GemVax & KAEL announced Thursday that its GV1001 has demonstrated radioprotective and anti-fibrotic effects through the suppression of TGF-β (transforming growth factor-beta) signaling.
The Shapiro Family Laboratory of Viral Oncology and Aging Research at the University of California Los Angeles (UCLA) conducted the research. To investigate the effect of GV1001 on cells damaged by radiation damage, the research team irradiated normal human oral keratinocytes and then administered GV1001.
The team confirmed that GV1001 decreased the inhibition of cell proliferation, preserved cell shape, activated recovery of damaged DNA and inhibited the activity of TGF-β signaling substances. To demonstrate the anti-fibrotic effect of GV1001, it also administered the drug to rats induced by skin fibrosis and confirmed that the treatment significantly reduced the thickness of the skin fibrosis lesion.

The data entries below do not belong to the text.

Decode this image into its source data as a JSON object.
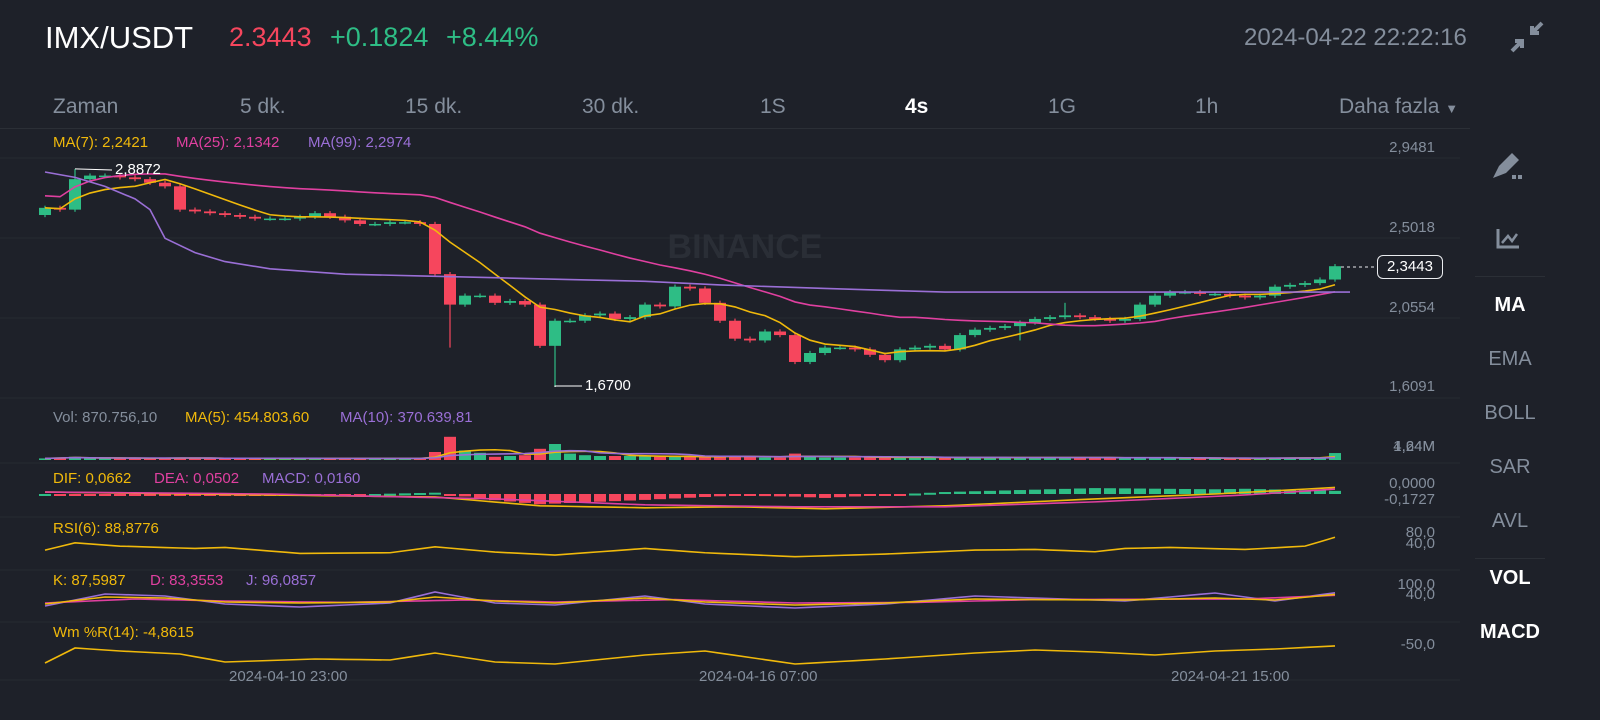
{
  "header": {
    "symbol": "IMX/USDT",
    "last": "2.3443",
    "change": "+0.1824",
    "percent": "+8.44%",
    "datetime": "2024-04-22 22:22:16"
  },
  "tabs": [
    "Zaman",
    "5 dk.",
    "15 dk.",
    "30 dk.",
    "1S",
    "4s",
    "1G",
    "1h",
    "Daha fazla"
  ],
  "active_tab": "4s",
  "sidebar": {
    "items": [
      "MA",
      "EMA",
      "BOLL",
      "SAR",
      "AVL",
      "VOL",
      "MACD"
    ]
  },
  "colors": {
    "up": "#2ebd85",
    "down": "#f6465d",
    "ma7": "#f0b90b",
    "ma25": "#e040a0",
    "ma99": "#9a6fd6",
    "bg": "#1e2129"
  },
  "legends": {
    "ma7": "MA(7): 2,2421",
    "ma25": "MA(25): 2,1342",
    "ma99": "MA(99): 2,2974",
    "vol": "Vol: 870.756,10",
    "vol_ma5": "MA(5): 454.803,60",
    "vol_ma10": "MA(10): 370.639,81",
    "dif": "DIF: 0,0662",
    "dea": "DEA: 0,0502",
    "macd": "MACD: 0,0160",
    "rsi": "RSI(6): 88,8776",
    "k": "K: 87,5987",
    "d": "D: 83,3553",
    "j": "J: 96,0857",
    "wr": "Wm %R(14): -4,8615"
  },
  "axes": {
    "price": [
      "2,9481",
      "2,5018",
      "2,0554",
      "1,6091"
    ],
    "vol": [
      "4,24M",
      "1,64M"
    ],
    "macd": [
      "0,0000",
      "-0,1727"
    ],
    "rsi": [
      "80,0",
      "40,0"
    ],
    "kdj": [
      "100,0",
      "40,0"
    ],
    "wr": [
      "-50,0"
    ],
    "time": [
      "2024-04-10 23:00",
      "2024-04-16 07:00",
      "2024-04-21 15:00"
    ]
  },
  "annotations": {
    "high": "2,8872",
    "low": "1,6700",
    "current": "2,3443"
  },
  "watermark": "BINANCE",
  "chart_data": {
    "type": "candlestick",
    "price_range": [
      1.6091,
      2.9481
    ],
    "closes": [
      2.67,
      2.66,
      2.83,
      2.85,
      2.85,
      2.84,
      2.83,
      2.81,
      2.79,
      2.66,
      2.65,
      2.64,
      2.63,
      2.62,
      2.61,
      2.61,
      2.61,
      2.62,
      2.64,
      2.62,
      2.6,
      2.58,
      2.58,
      2.59,
      2.59,
      2.58,
      2.3,
      2.13,
      2.18,
      2.18,
      2.14,
      2.15,
      2.13,
      1.9,
      2.04,
      2.04,
      2.07,
      2.08,
      2.05,
      2.06,
      2.13,
      2.12,
      2.23,
      2.22,
      2.14,
      2.04,
      1.94,
      1.93,
      1.98,
      1.96,
      1.81,
      1.86,
      1.89,
      1.89,
      1.88,
      1.85,
      1.82,
      1.88,
      1.89,
      1.9,
      1.88,
      1.96,
      1.99,
      2.0,
      2.01,
      2.03,
      2.05,
      2.06,
      2.07,
      2.06,
      2.05,
      2.04,
      2.05,
      2.13,
      2.18,
      2.2,
      2.2,
      2.19,
      2.19,
      2.18,
      2.17,
      2.18,
      2.23,
      2.24,
      2.25,
      2.27,
      2.3443
    ],
    "first_open": 2.63,
    "extreme_wicks": {
      "2": {
        "high": 2.8872
      },
      "27": {
        "low": 1.89
      },
      "34": {
        "low": 1.67
      },
      "65": {
        "low": 1.93
      },
      "68": {
        "high": 2.14
      }
    },
    "ma99": [
      [
        0,
        2.87
      ],
      [
        20,
        2.84
      ],
      [
        40,
        2.79
      ],
      [
        60,
        2.72
      ],
      [
        70,
        2.66
      ],
      [
        80,
        2.5
      ],
      [
        100,
        2.42
      ],
      [
        120,
        2.37
      ],
      [
        150,
        2.33
      ],
      [
        200,
        2.3
      ],
      [
        250,
        2.29
      ],
      [
        300,
        2.28
      ],
      [
        350,
        2.27
      ],
      [
        400,
        2.26
      ],
      [
        450,
        2.24
      ],
      [
        520,
        2.22
      ],
      [
        560,
        2.21
      ],
      [
        600,
        2.2
      ],
      [
        640,
        2.2
      ],
      [
        680,
        2.2
      ],
      [
        720,
        2.2
      ],
      [
        760,
        2.2
      ],
      [
        800,
        2.2
      ],
      [
        840,
        2.2
      ],
      [
        870,
        2.2
      ]
    ],
    "volume_m": [
      0.2,
      0.3,
      0.4,
      0.2,
      0.2,
      0.2,
      0.2,
      0.3,
      0.2,
      0.3,
      0.2,
      0.2,
      0.2,
      0.2,
      0.2,
      0.2,
      0.2,
      0.2,
      0.2,
      0.2,
      0.2,
      0.2,
      0.2,
      0.2,
      0.2,
      0.2,
      1.0,
      2.9,
      1.2,
      0.9,
      0.4,
      0.5,
      0.6,
      1.4,
      2.0,
      0.8,
      0.6,
      0.5,
      0.5,
      0.5,
      0.5,
      0.4,
      0.4,
      0.4,
      0.4,
      0.5,
      0.5,
      0.4,
      0.3,
      0.3,
      0.8,
      0.5,
      0.3,
      0.3,
      0.3,
      0.4,
      0.4,
      0.3,
      0.3,
      0.3,
      0.3,
      0.3,
      0.3,
      0.3,
      0.3,
      0.3,
      0.3,
      0.3,
      0.3,
      0.3,
      0.3,
      0.3,
      0.2,
      0.3,
      0.3,
      0.3,
      0.2,
      0.2,
      0.2,
      0.2,
      0.2,
      0.2,
      0.3,
      0.3,
      0.3,
      0.3,
      0.87
    ],
    "dif": [
      [
        0,
        0.02
      ],
      [
        10,
        0.0
      ],
      [
        20,
        -0.02
      ],
      [
        26,
        -0.03
      ],
      [
        33,
        -0.12
      ],
      [
        40,
        -0.14
      ],
      [
        46,
        -0.13
      ],
      [
        52,
        -0.15
      ],
      [
        60,
        -0.12
      ],
      [
        70,
        -0.05
      ],
      [
        78,
        0.0
      ],
      [
        86,
        0.0662
      ]
    ],
    "dea": [
      [
        0,
        0.02
      ],
      [
        15,
        0.0
      ],
      [
        30,
        -0.05
      ],
      [
        40,
        -0.11
      ],
      [
        50,
        -0.13
      ],
      [
        60,
        -0.13
      ],
      [
        70,
        -0.08
      ],
      [
        80,
        -0.01
      ],
      [
        86,
        0.0502
      ]
    ],
    "rsi": [
      [
        0,
        50
      ],
      [
        2,
        72
      ],
      [
        5,
        62
      ],
      [
        10,
        55
      ],
      [
        12,
        58
      ],
      [
        17,
        40
      ],
      [
        23,
        42
      ],
      [
        26,
        60
      ],
      [
        30,
        44
      ],
      [
        34,
        35
      ],
      [
        40,
        55
      ],
      [
        44,
        42
      ],
      [
        50,
        30
      ],
      [
        56,
        38
      ],
      [
        62,
        50
      ],
      [
        66,
        52
      ],
      [
        70,
        45
      ],
      [
        72,
        55
      ],
      [
        75,
        58
      ],
      [
        80,
        52
      ],
      [
        84,
        62
      ],
      [
        86,
        88.8776
      ]
    ],
    "k": [
      [
        0,
        40
      ],
      [
        4,
        75
      ],
      [
        8,
        70
      ],
      [
        12,
        50
      ],
      [
        17,
        45
      ],
      [
        23,
        50
      ],
      [
        26,
        75
      ],
      [
        30,
        55
      ],
      [
        34,
        45
      ],
      [
        40,
        70
      ],
      [
        44,
        50
      ],
      [
        50,
        35
      ],
      [
        56,
        45
      ],
      [
        62,
        65
      ],
      [
        66,
        62
      ],
      [
        72,
        60
      ],
      [
        78,
        70
      ],
      [
        82,
        60
      ],
      [
        86,
        87.5987
      ]
    ],
    "d": [
      [
        0,
        45
      ],
      [
        6,
        65
      ],
      [
        12,
        55
      ],
      [
        20,
        48
      ],
      [
        28,
        60
      ],
      [
        34,
        50
      ],
      [
        42,
        62
      ],
      [
        50,
        45
      ],
      [
        58,
        48
      ],
      [
        66,
        62
      ],
      [
        74,
        64
      ],
      [
        80,
        65
      ],
      [
        86,
        83.3553
      ]
    ],
    "j": [
      [
        0,
        30
      ],
      [
        4,
        90
      ],
      [
        8,
        80
      ],
      [
        12,
        40
      ],
      [
        17,
        25
      ],
      [
        23,
        45
      ],
      [
        26,
        100
      ],
      [
        30,
        45
      ],
      [
        34,
        35
      ],
      [
        40,
        80
      ],
      [
        44,
        40
      ],
      [
        50,
        20
      ],
      [
        56,
        40
      ],
      [
        62,
        80
      ],
      [
        66,
        70
      ],
      [
        72,
        55
      ],
      [
        78,
        95
      ],
      [
        82,
        55
      ],
      [
        86,
        96.0857
      ]
    ],
    "wr": [
      [
        0,
        -90
      ],
      [
        2,
        -15
      ],
      [
        5,
        -30
      ],
      [
        9,
        -45
      ],
      [
        12,
        -85
      ],
      [
        18,
        -70
      ],
      [
        23,
        -75
      ],
      [
        26,
        -40
      ],
      [
        30,
        -85
      ],
      [
        34,
        -95
      ],
      [
        40,
        -50
      ],
      [
        44,
        -30
      ],
      [
        50,
        -95
      ],
      [
        56,
        -70
      ],
      [
        62,
        -40
      ],
      [
        66,
        -25
      ],
      [
        70,
        -35
      ],
      [
        74,
        -50
      ],
      [
        78,
        -30
      ],
      [
        82,
        -20
      ],
      [
        86,
        -4.8615
      ]
    ]
  }
}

“Recently, radiation therapy for cancer patients is rapidly increasing, resulting in increased side effects,” the research team said. “This research is meaningful as it proved that GV1001 could be a therapeutic alternative in such situations.”
The team plans to conduct additional research by applying for the U.S. Department of Defense research fund, it added. The results of the study were published in a recent issue of International Journal of Molecular Medicine.